Une dynamique collective a donné lieu, ces dernières années, à des actions d’économies d’eau, de réduction des prélèvements et de réutilisation des eaux usées, pour la reconquête de l’équilibre hydrologique.
La diminution de la ressource en eau, la fréquence et la sévérité accrues des sécheresses estivales et une tendance à l’augmentation des effets de la salinité dans les nappes et sols de la plaine littorale – toutes conséquences du changement climatique – imposent de soutenir et de renforcer cette dynamique d’actions.
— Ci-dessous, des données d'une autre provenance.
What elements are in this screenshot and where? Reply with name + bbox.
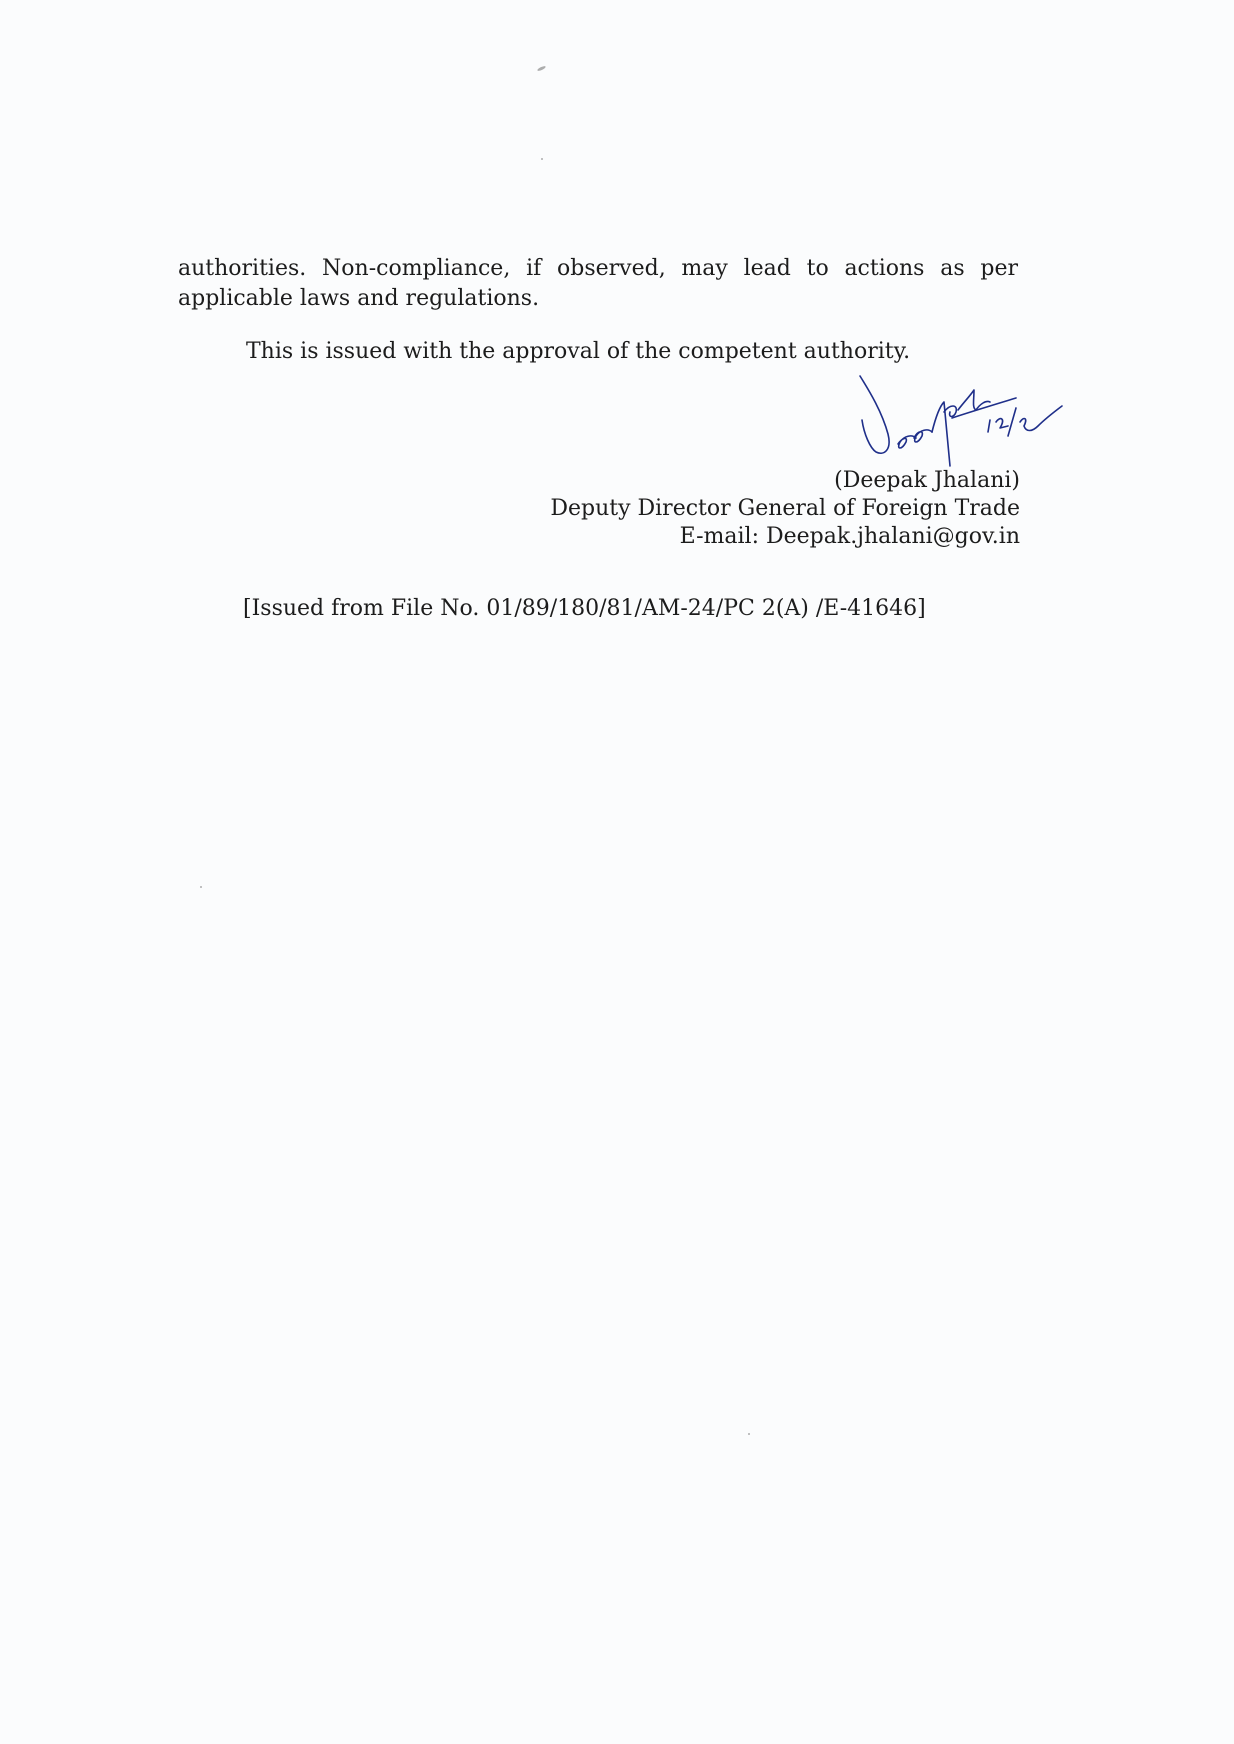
file-reference: [Issued from File No. 01/89/180/81/AM-24/PC 2(A) /E-41646] (243, 596, 926, 621)
signatory-block (550, 467, 1020, 551)
paragraph-continued: authorities. Non-compliance, if observed, may lead to actions as per applicable laws and regulations. (178, 256, 1018, 311)
scan-speck (200, 886, 202, 888)
scan-speck (748, 1433, 750, 1435)
handwritten-signature (840, 372, 1080, 482)
signatory-name: (Deepak Jhalani) (834, 468, 1020, 493)
paragraph-approval: This is issued with the approval of the competent authority. (246, 339, 911, 364)
scan-mark (537, 65, 546, 72)
signatory-designation: Deputy Director General of Foreign Trade (550, 496, 1020, 521)
scan-speck (541, 158, 543, 160)
signatory-email: E-mail: Deepak.jhalani@gov.in (679, 524, 1020, 549)
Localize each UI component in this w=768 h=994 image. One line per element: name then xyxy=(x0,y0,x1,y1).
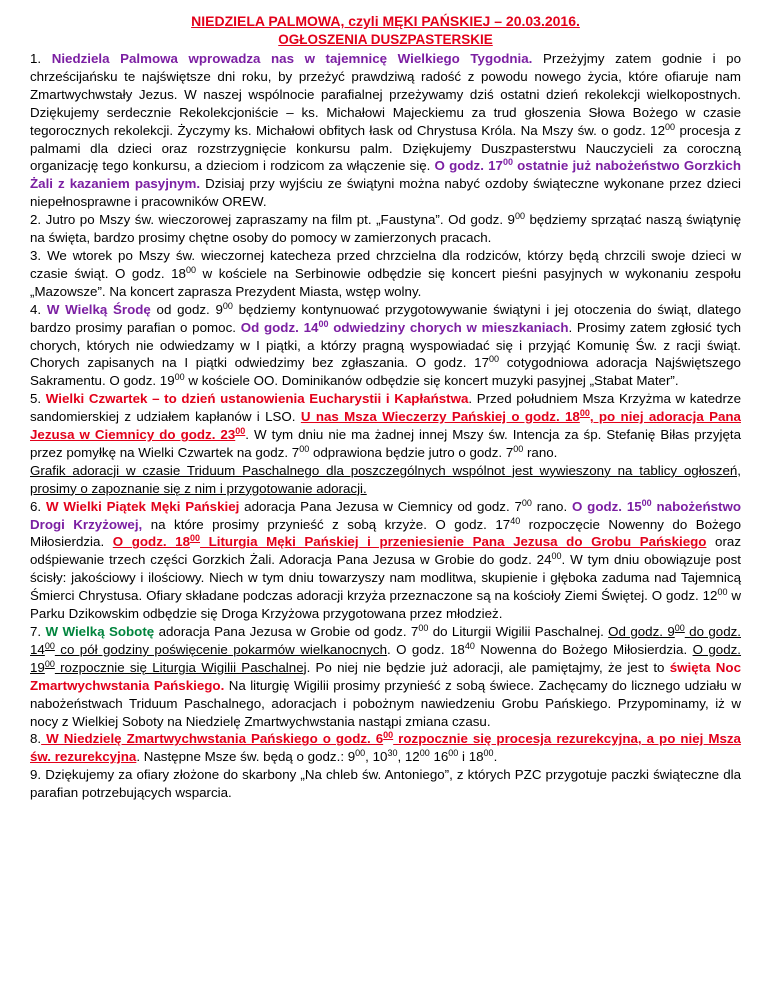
text-segment: nabożeństwo Drogi Krzyżowej, xyxy=(30,498,742,532)
text-segment: Dziękujemy za ofiary złożone do skarbony „Na chleb św. Antoniego”, z których PZC przygotuje paczki świąteczne dla parafian potrzebujących wsparcia. xyxy=(30,767,741,801)
time-superscript: 00 xyxy=(44,658,55,669)
text-segment: O godz. 19 xyxy=(109,373,175,389)
time-superscript: 00 xyxy=(579,408,590,419)
announcement-item xyxy=(30,623,741,730)
text-segment: procesja z palmami dla dzieci oraz rozstrzygnięcie konkursu palm. xyxy=(30,122,741,156)
text-segment: rano xyxy=(531,498,564,514)
page-subtitle: OGŁOSZENIA DUSZPASTERSKIE xyxy=(278,32,493,47)
text-segment: U nas Msza Wieczerzy Pańskiej o godz. 18 xyxy=(300,409,580,425)
time-superscript: 00 xyxy=(44,640,55,651)
text-segment: rozpocznie się Liturgia Wigilii Paschalnej xyxy=(54,659,307,675)
time-superscript: 00 xyxy=(418,623,429,633)
text-segment: 6. xyxy=(30,498,42,514)
text-segment: 1 xyxy=(30,51,38,66)
announcement-item xyxy=(30,390,741,462)
time-superscript: 00 xyxy=(502,157,513,168)
text-segment: Na liturgię Wigilii prosimy przynieść z sobą świece. xyxy=(224,677,539,693)
text-segment: . xyxy=(600,624,609,639)
time-superscript: 00 xyxy=(489,354,500,365)
text-segment: , po niej adoracja Pana Jezusa w Ciemnicy do godz. 23 xyxy=(30,409,741,443)
text-segment: Dzisiaj przy wyjściu ze świątyni można nabyć ozdoby świąteczne wykonane przez dzieci niepełnosprawne i pracowników OREW. xyxy=(30,176,741,210)
text-segment: 3. xyxy=(30,247,42,263)
text-segment: 2. xyxy=(30,212,42,228)
announcement-item xyxy=(30,462,741,498)
text-segment: w kościele na Serbinowie odbędzie się koncert pieśni pasyjnych w wykonaniu zespołu „Mazowsze”. xyxy=(30,265,741,299)
text-segment: O godz. 18 xyxy=(112,534,191,550)
text-segment: Dziękujemy Duszpasterstwu Nauczycieli za coroczną organizację tego konkursu, a dzieciom i rodzicom za włączenie się. xyxy=(30,140,741,174)
time-superscript: 00 xyxy=(513,443,524,454)
announcement-item xyxy=(30,50,741,211)
time-superscript: 00 xyxy=(674,623,685,633)
time-superscript: 00 xyxy=(383,730,394,741)
time-superscript: 30 xyxy=(387,748,398,759)
text-segment: , 12 xyxy=(397,749,420,765)
text-segment: W Wielką Środę xyxy=(41,301,151,317)
time-superscript: 00 xyxy=(717,587,728,598)
text-segment: W Wielki Piątek Męki Pańskiej xyxy=(41,498,240,514)
text-segment: rozpoczęcie Nowenny do Bożego Miłosierdzia xyxy=(30,516,741,550)
text-segment: Niedziela Palmowa wprowadza nas w tajemnicę Wielkiego Tygodnia. xyxy=(51,51,533,66)
text-segment: . Przed południem Msza Krzyżma w katedrze sandomierskiej z udziałem kapłanów i LSO. xyxy=(30,391,741,425)
time-superscript: 00 xyxy=(299,443,310,454)
text-segment: . W tym dniu nie ma żadnej innej Mszy św. Intencja za śp. Stefanię Biłas przyjęta przez pomyłkę na Wielki Czwartek na godz. 7 xyxy=(30,427,742,460)
text-segment: W Wielką Sobotę xyxy=(41,624,155,639)
text-segment: w Parku Dzikowskim odbędzie się Droga Krzyżowa przygotowana przez młodzież. xyxy=(30,588,742,622)
text-segment: ostatnie już nabożeństwo Gorzkich Żali z kazaniem pasyjnym. xyxy=(30,158,741,192)
text-segment: Wielki Czwartek – to dzień ustanowienia Eucharystii i Kapłaństwa xyxy=(41,391,469,407)
time-superscript: 00 xyxy=(235,426,246,437)
announcement-item xyxy=(30,498,741,623)
text-segment: święta Noc Zmartwychwstania Pańskiego. xyxy=(30,659,741,693)
time-superscript: 00 xyxy=(355,748,366,759)
announcements xyxy=(30,50,741,802)
text-segment: Następne Msze św. będą o godz.: 9 xyxy=(143,749,356,765)
text-segment: Od godz. 9 xyxy=(608,624,675,639)
text-segment: rano. xyxy=(523,444,558,460)
text-segment: . W tym dniu obowiązuje post ścisły: jakościowy i ilościowy. Niech w tym dniu towarzyszy nam modlitwa, skupienie i głęboka zaduma nad Tajemnicą Śmierci Chrystusa. xyxy=(30,552,742,604)
text-segment: Od godz. 9 xyxy=(448,212,515,228)
text-segment: odwiedziny chorych w mieszkaniach xyxy=(328,319,569,335)
text-segment: O godz. 17 xyxy=(435,516,511,532)
time-superscript: 00 xyxy=(190,533,201,544)
time-superscript: 40 xyxy=(510,515,521,526)
text-segment: 4. xyxy=(30,301,42,317)
text-segment: We wtorek po Mszy św. wieczornej katecheza przed chrzcielna dla rodziców, którzy będą chrzcili swoje dzieci w czasie świąt. xyxy=(30,247,741,281)
text-segment: Nowenna do Bożego Miłosierdzia. xyxy=(474,641,693,657)
time-superscript: 00 xyxy=(514,211,525,222)
text-segment: co pół godziny poświęcenie pokarmów wielkanocnych xyxy=(54,641,388,657)
announcement-item xyxy=(30,301,741,391)
text-segment: adoracja Pana Jezusa w Grobie od godz. 7 xyxy=(154,624,419,639)
text-segment: Liturgia Męki Pańskiej i przeniesienie Pana Jezusa do Grobu Pańskiego xyxy=(200,534,707,550)
page-title: NIEDZIELA PALMOWA, czyli MĘKI PAŃSKIEJ – 20.03.2016. xyxy=(191,13,580,29)
text-segment: Jutro po Mszy św. wieczorowej zapraszamy na film pt. „Faustyna”. xyxy=(41,212,449,228)
text-segment: Przypominamy, iż w nocy z Wielkiej Soboty na Niedzielę Zmartwychwstania nastąpi zmiana czasu. xyxy=(30,695,741,729)
text-segment: . xyxy=(563,498,572,514)
text-segment: W naszej wspólnocie parafialnej przeżywamy dziś ostatni dzień rekolekcji wielkopostnych. Dziękujemy serdecznie Rekolekcjoniście – ks. Michałowi Majeckiemu za trud głoszenia Słowa Bożego w czasie tegorocznych rekolekcji. Życzymy ks. Michałowi obfitych łask od Chrystusa Króla. Na Mszy św. o godz. 12 xyxy=(30,86,741,138)
text-segment: od godz. 7 xyxy=(457,498,522,514)
text-segment: . Prosimy zatem zgłosić tych chorych, których nie odwiedzamy w I piątki, a którzy pragną wyspowiadać się i przyjąć Komunię Św. z racji świąt. Chorych zapisanych na I piątki odwiedzimy bez zgłaszania. O godz. 17 xyxy=(30,319,741,371)
announcement-item xyxy=(30,766,741,802)
text-segment: cotygodniowa adoracja Najświętszego Sakramentu. xyxy=(30,355,741,389)
text-segment: . xyxy=(100,534,113,550)
text-segment: będziemy kontynuować przygotowywanie świątyni i jej otoczenia do świąt, dlatego bardzo prosimy parafian o pomoc. xyxy=(30,301,741,335)
text-segment: do godz. 14 xyxy=(30,624,741,657)
time-superscript: 00 xyxy=(483,748,494,759)
time-superscript: 00 xyxy=(448,748,459,759)
text-segment: . O godz. 18 xyxy=(387,641,465,657)
text-segment: O godz. 15 xyxy=(571,498,642,514)
text-segment: W Niedzielę Zmartwychwstania Pańskiego o godz. 6 xyxy=(41,731,384,747)
text-segment: Przeżyjmy zatem godnie i po chrześcijańsku te najświętsze dni roku, by przeżyć prawdziwą radość z powodu nowego życia, które ofiaruje nam Zmartwychwstały Jezus. xyxy=(30,51,741,102)
text-segment: w kościele OO. Dominikanów odbędzie się koncert muzyki pasyjnej „Stabat Mater”. xyxy=(184,373,679,389)
announcement-item xyxy=(30,211,741,247)
text-segment: O godz. 18 xyxy=(115,265,186,281)
text-segment: . xyxy=(136,749,144,765)
time-superscript: 00 xyxy=(521,497,532,508)
time-superscript: 00 xyxy=(318,318,329,329)
text-segment: będziemy sprzątać naszą świątynię na święta, bardzo prosimy chętne osoby do pomocy w zamierzonych pracach. xyxy=(30,212,742,246)
text-segment: . xyxy=(493,749,498,765)
text-segment: O godz. 19 xyxy=(30,641,742,675)
time-superscript: 00 xyxy=(174,372,185,383)
text-segment: , 10 xyxy=(365,749,388,765)
text-segment: oraz odśpiewanie trzech części Gorzkich Żali. xyxy=(30,534,742,568)
text-segment: Zachęcamy do licznego udziału w nabożeństwach Triduum Paschalnego, adoracjach i pobożnym nawiedzeniu Grobu Pańskiego. xyxy=(30,677,741,711)
text-segment: Od godz. 14 xyxy=(235,319,319,335)
text-segment: 9. xyxy=(30,767,42,783)
text-segment: Na koncert zaprasza Prezydent Miasta, wstęp wolny. xyxy=(105,283,422,299)
time-superscript: 00 xyxy=(419,748,430,759)
text-segment: 16 xyxy=(429,749,449,765)
text-segment: . Po niej nie będzie już adoracji, ale pamiętajmy, że jest to xyxy=(306,659,670,675)
time-superscript: 00 xyxy=(551,551,562,562)
time-superscript: 00 xyxy=(641,497,652,508)
text-segment: na które prosimy przynieść z sobą krzyże. xyxy=(142,516,436,532)
time-superscript: 00 xyxy=(222,300,233,311)
announcement-item xyxy=(30,730,741,766)
text-segment: adoracja Pana Jezusa w Ciemnicy xyxy=(239,498,458,514)
text-segment: Ofiary składane podczas adoracji krzyża przeznaczone są na kościoły Ziemi Świętej. O godz. 12 xyxy=(146,588,718,604)
text-segment: do Liturgii Wigilii Paschalnej xyxy=(428,624,601,639)
announcement-item xyxy=(30,247,741,301)
text-segment: 5. xyxy=(30,391,42,407)
text-segment: od godz. 9 xyxy=(150,301,223,317)
text-segment: Grafik adoracji w czasie Triduum Paschalnego dla poszczególnych wspólnot jest wywieszony na tablicy ogłoszeń, prosimy o zapoznanie się z nim i przygotowanie adoracji. xyxy=(30,462,741,496)
text-segment: O godz. 17 xyxy=(434,158,503,174)
time-superscript: 00 xyxy=(185,264,196,275)
text-segment: 8. xyxy=(30,731,42,747)
time-superscript: 00 xyxy=(665,121,676,132)
time-superscript: 40 xyxy=(464,640,475,651)
text-segment: Adoracja Pana Jezusa w Grobie do godz. 24 xyxy=(279,552,552,568)
text-segment: i 18 xyxy=(458,749,484,765)
text-segment: 7. xyxy=(30,624,42,639)
text-segment: rozpocznie się procesja rezurekcyjna, a po niej Msza św. rezurekcyjna xyxy=(30,731,741,765)
text-segment: . xyxy=(37,51,52,66)
text-segment: odprawiona będzie jutro o godz. 7 xyxy=(309,444,514,460)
Une stratégie efficace, en adéquation avec les politiques publiques à l’œuvre à l’échelle de l’Aude, de l’Occitanie et du bassin Rhône Méditerranée Corse, doit se déployer selon trois axes majeurs d’interventions hiérarchisées :
- la sobriété et l’économie des usages de l’eau
- le partage équilibré de la ressource disponible entre la satisfaction des besoins et la
préservation des milieux aquatiques - la diversification des ressources, en s’orientant vers un “mix” multi-origines et multi-usages.
Cette stratégie doit s’inscrire dans une trajectoire prospective, en se projetant au-delà de l’horizon 2040 et en favorisant l’expérimentation, avec simultanément le souci de ne pas engendrer une mal-adaptation territoriale qui accroîtrait paradoxalement la vulnérabilité aux aléas climatiques.
Cette mesure s’articule tout particulièrement avec la disposition 3.2 sur la connaissance et la prospective.